Ericsson verfehlt Gewinnerwartungen – KI-Nachfrage treibt Chipkosten hoch
Der schwedische Netzwerkausrüster meldet für Q1 2026 einen bereinigten Betriebsgewinn unter den Analystenerwartungen – Halbleiterkosten belasten das Ergebnis.

Ericsson hat im ersten Quartal 2026 einen bereinigten Betriebsgewinn von 5,2 Milliarden schwedischen Kronen (rund 566 Millionen US-Dollar) erzielt. Damit blieb der schwedische Telekommunikationsausrüster hinter den Erwartungen der Analysten zurück, die im Durchschnitt mit 5,4 Milliarden Kronen gerechnet hatten. Als Ursachen nannte das Unternehmen steigende Chipkosten sowie eine Absatzverlangsamung in Nordamerika.
Auch beim Umsatz enttäuschte Ericsson: Der Nettoumsatz für das erste Quartal lag bei 49,3 Milliarden Kronen, während Analysten einer Infront-Umfrage zufolge im Schnitt 50,7 Milliarden Kronen erwartet hatten. Beide Kennzahlen – Gewinn und Umsatz – verfehlten damit die Marktprognosen.
Steigende Halbleiterkosten durch KI-Boom
CEO Börje Ekholm machte in einer offiziellen Mitteilung die wachsende Nachfrage nach künstlicher Intelligenz für den Kostenanstieg mitverantwortlich. „Wir sind mit steigenden Vorleistungskosten konfrontiert, insbesondere bei Halbleitern, was zum Teil auf die KI-Nachfrage zurückzuführen ist", erklärte Ekholm. Der globale Boom rund um KI-Technologien erhöht den Druck auf die Lieferketten für Chips – ein Effekt, der nun auch bei Netzwerkausrüstern wie Ericsson spürbar wird.
Halbleiter sind ein zentraler Bestandteil moderner Netzwerkinfrastruktur. Wenn die Nachfrage nach Chips durch KI-Anwendungen steigt, verteuern sich diese Komponenten auch für Unternehmen, die sie für Telekommunikationsausrüstung benötigen – ein Kostendruck, der direkt auf die Margen drückt.
Starkes US-Engagement als strategischer Anker
Ericsson zählt neben dem finnischen Konkurrenten Nokia zu den wichtigsten westlichen Anbietern von Netzwerkausrüstung weltweit. Der Konzern ist besonders stark im US-Markt engagiert – ein strategisch bedeutsamer Schritt, der sich als wichtiger Puffer gegen rückläufige Investitionen in anderen Märkten erweisen könnte.
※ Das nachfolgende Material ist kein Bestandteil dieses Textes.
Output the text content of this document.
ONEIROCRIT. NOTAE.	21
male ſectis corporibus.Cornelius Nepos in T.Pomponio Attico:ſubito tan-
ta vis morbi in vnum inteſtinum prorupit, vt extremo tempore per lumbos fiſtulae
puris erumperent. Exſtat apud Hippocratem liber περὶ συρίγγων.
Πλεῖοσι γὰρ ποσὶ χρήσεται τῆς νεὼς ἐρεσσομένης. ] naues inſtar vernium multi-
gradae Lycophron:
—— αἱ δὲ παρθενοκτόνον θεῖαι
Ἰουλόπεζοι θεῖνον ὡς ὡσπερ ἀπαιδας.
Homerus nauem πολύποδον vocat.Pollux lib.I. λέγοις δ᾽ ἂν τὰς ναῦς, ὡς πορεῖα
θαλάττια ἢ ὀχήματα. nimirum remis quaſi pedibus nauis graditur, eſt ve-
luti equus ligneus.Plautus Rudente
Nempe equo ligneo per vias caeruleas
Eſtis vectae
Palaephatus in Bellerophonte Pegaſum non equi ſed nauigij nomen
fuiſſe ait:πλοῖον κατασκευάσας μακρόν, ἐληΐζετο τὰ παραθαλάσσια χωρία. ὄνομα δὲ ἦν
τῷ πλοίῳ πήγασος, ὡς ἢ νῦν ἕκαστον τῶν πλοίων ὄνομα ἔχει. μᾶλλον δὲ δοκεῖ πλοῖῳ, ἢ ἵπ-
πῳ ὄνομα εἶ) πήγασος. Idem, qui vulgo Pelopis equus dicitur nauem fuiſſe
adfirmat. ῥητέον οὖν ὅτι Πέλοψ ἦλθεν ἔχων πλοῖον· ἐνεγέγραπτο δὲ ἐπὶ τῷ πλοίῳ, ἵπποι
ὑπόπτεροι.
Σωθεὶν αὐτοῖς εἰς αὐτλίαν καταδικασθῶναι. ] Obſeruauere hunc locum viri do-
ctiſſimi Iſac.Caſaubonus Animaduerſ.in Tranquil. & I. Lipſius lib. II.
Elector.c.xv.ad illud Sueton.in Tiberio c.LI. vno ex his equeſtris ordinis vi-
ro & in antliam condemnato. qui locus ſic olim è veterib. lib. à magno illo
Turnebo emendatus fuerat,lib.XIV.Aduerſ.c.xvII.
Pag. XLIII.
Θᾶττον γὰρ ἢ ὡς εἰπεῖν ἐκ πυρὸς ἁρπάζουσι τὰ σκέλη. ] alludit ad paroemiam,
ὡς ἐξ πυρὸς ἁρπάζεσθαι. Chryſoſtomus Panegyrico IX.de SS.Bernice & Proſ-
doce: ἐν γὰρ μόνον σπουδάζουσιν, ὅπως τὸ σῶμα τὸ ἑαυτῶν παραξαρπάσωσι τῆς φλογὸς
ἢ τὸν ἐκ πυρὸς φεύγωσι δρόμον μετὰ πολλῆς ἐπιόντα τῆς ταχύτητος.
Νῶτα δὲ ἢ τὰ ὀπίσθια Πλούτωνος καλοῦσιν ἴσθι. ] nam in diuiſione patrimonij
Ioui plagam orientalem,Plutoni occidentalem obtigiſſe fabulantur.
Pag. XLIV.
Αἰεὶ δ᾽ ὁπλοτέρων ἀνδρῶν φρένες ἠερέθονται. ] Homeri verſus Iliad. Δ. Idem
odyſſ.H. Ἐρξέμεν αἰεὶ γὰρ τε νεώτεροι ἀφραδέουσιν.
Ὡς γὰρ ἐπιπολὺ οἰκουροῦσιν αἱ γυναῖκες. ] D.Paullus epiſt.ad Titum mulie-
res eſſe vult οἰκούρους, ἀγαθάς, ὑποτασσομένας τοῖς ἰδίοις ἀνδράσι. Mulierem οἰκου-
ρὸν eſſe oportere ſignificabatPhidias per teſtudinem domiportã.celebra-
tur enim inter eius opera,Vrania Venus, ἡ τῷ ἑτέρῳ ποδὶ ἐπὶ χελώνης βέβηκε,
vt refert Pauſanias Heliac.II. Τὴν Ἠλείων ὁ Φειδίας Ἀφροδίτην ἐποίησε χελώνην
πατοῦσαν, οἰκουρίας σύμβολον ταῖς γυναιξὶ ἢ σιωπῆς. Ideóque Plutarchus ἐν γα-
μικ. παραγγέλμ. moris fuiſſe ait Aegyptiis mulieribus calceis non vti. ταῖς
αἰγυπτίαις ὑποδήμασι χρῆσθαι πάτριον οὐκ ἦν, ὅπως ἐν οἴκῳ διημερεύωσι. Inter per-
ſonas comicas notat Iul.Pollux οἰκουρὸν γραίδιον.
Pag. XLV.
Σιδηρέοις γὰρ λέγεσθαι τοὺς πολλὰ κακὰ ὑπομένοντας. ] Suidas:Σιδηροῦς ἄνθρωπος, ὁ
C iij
Besonders hervorzuheben ist der im Jahr 2023 abgeschlossene Vertrag mit dem US-Telekommunikationsriesen AT&T im Wert von 14 Milliarden US-Dollar. Dieses Großprojekt unterstreicht Ericssons Bedeutung im nordamerikanischen Markt und soll dazu beitragen, schwächere Investitionen in anderen Regionen auszugleichen.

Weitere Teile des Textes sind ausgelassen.